Warum auch? Schließlich hatte May, der inzwischen seine eigene Golf Academy in Las Vegas leitet und Vater zweier Kinder ist, zwar verloren, allerdings die Hochachtung der Zuschauer und seines Kontrahenten, der mit dem Sieg beim Masters 2001 den "Tiger Slam" folgen lassen sollte, gewonnen. Es sollte der Höhepunkt seiner Karriere bleiben.
Eine OP mit Risiko
Zwar spielte May im Anschluss noch weitere Events quer über den Globus, jedoch hatte er dabei stets mit gravierenden Rückenproblemen zu kämpfen. Als diese auf konventionelle Art nicht mehr zu behandeln waren, entschied er sich vier Jahre nach den denkwürdigen Tagen von Valhalla endgültig für eine Operation - Risiko inklusive.
"Es gab eine zehnprozentige Chance, dass ich nach dem Eingriff gelähmt sein könnte", sagt May: "Um weiter Golf spielen zu können, hatte ich aber keine andere Wahl."
Das Gespräch mit seinem damaligen Arzt hat der 45-Jährige noch vor Augen: "Ich erinnere mich noch genau daran, dass der Doktor mich fragte, ob es eine spezielle Sache gebe, die er für mich tun könne", so May. "Meine Antwort war simpel: 'Ich möchte nur den Schmerz loswerden.'"

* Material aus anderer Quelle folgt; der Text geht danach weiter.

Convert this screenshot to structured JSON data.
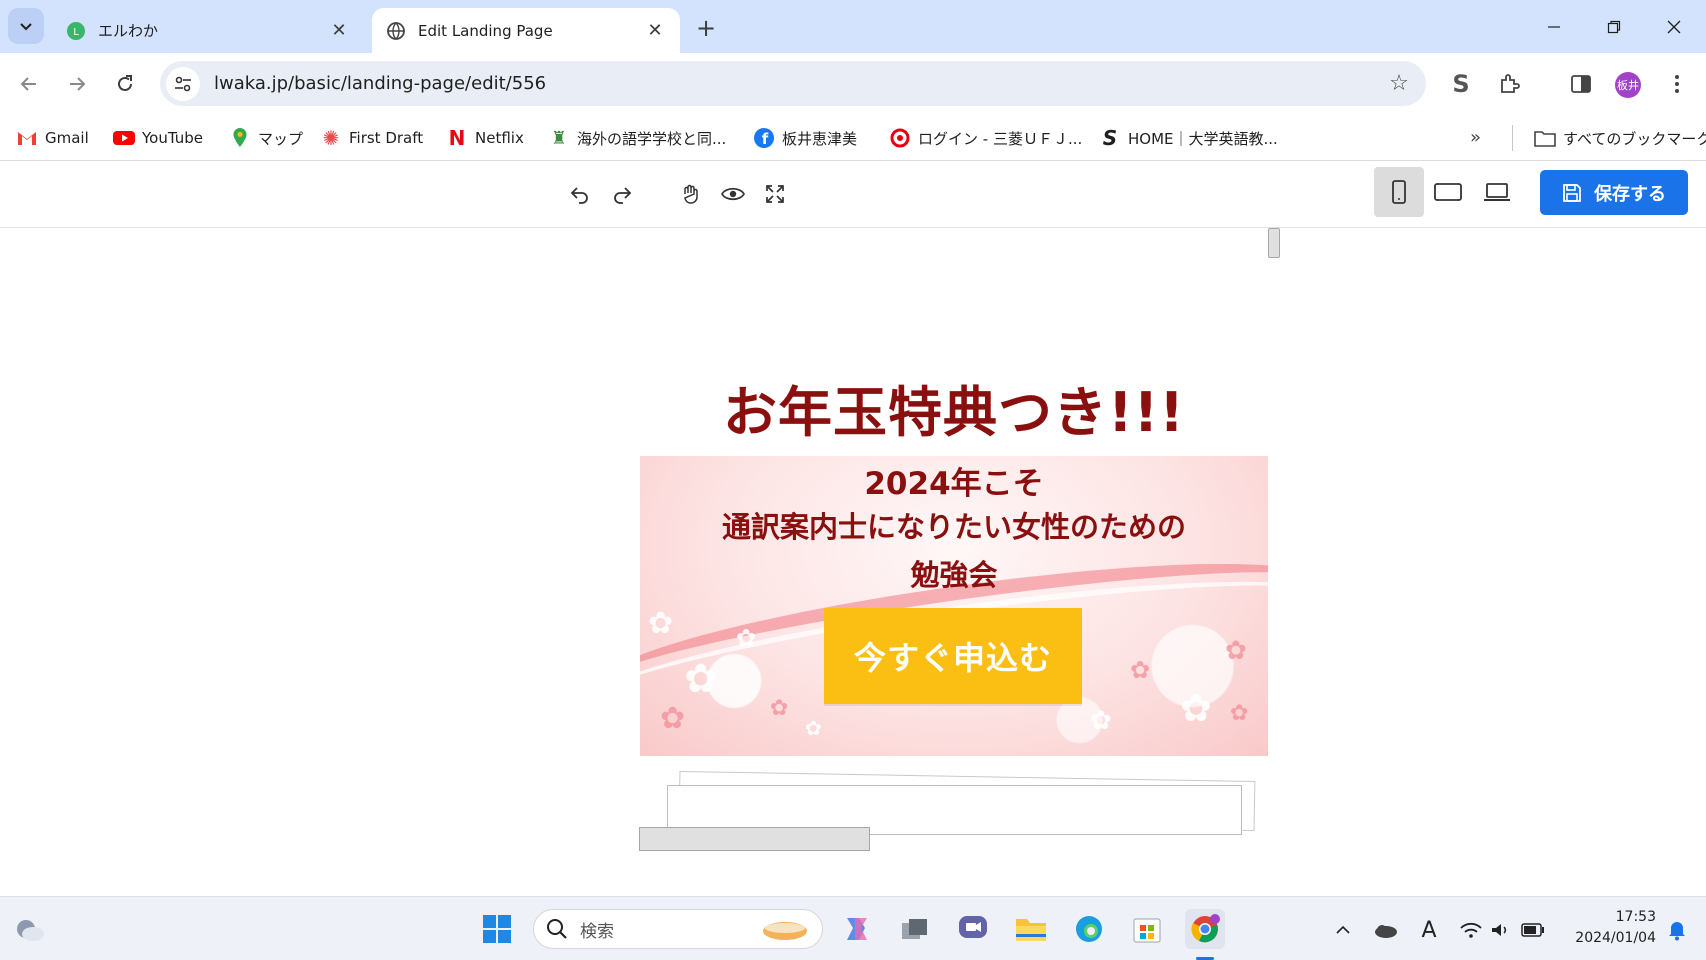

Zwar verlief der Eingriff ohne Komplikationen, dennoch fesselte er ihn zehn Wochen ans Bett. In den folgenden zwei Jahren danach schlug May keinen einzigen Ball. Erst 2006 feierte er sein Comeback auf der Tour.
Die Motivation lässt nach
Seine Rückkehr war jedoch von Anfang an mit Bedingungen verknüpft. Er musste sein Leben grundlegend ändern. Ohne ein detailliertes Fitnessprogramm und eine angepasste Ernährung würde sein Rücken sonst trotz der Operation für Probleme sorgen.
Zunächst gelang es May, sich an den Plan der Ärzte und Physiotherapeuten zu halten, mit der Zeit verschob sich sein Fokus allerdings.
"Ich hielt es eine Weile durch, dann begann ich nachlässig zu werden", räumt May ein: "Meine Kinder wurden älter und ich wollte mehr Zeit mit ihnen verbringen. Also habe ich als erstes am Fitnesstraining gespart." So seien aus einem Tag ohne Training erst zwei, dann drei und auf einmal mehrere Wochen geworden.
Das Ende... oder doch nicht?
Seine letzte vollständige Tour spielte er im Jahr 2007. Danach beschränkten sich seine Auftritte auf kleinere Turniere. Bis drei Jahre später vorerst Schluss war. Nach Reisen quer durch die Vereinigten Staaten war May am Ende seiner Kräfte.
Mental wie körperlich war er nicht mehr mit dem Menschen vergangener Tage zu vergleichen. Darüber hinaus waren auch die Ergebnisse wenig zufriedenstellend und die tägliche Einnahme von Medikamenten tat ihr Übriges.
Ganz hinter sich lassen will er seine Leidenschaft jedoch nicht. Sogar von einer erneuten Rückkehr auf die Tour spricht der Kalifornier. Und das vor seinem 50. Geburtstag. Ob es dazu kommen wird, ist fraglich. Die Erfahrung Valhalla kann ihm aber sowieso niemand mehr nehmen.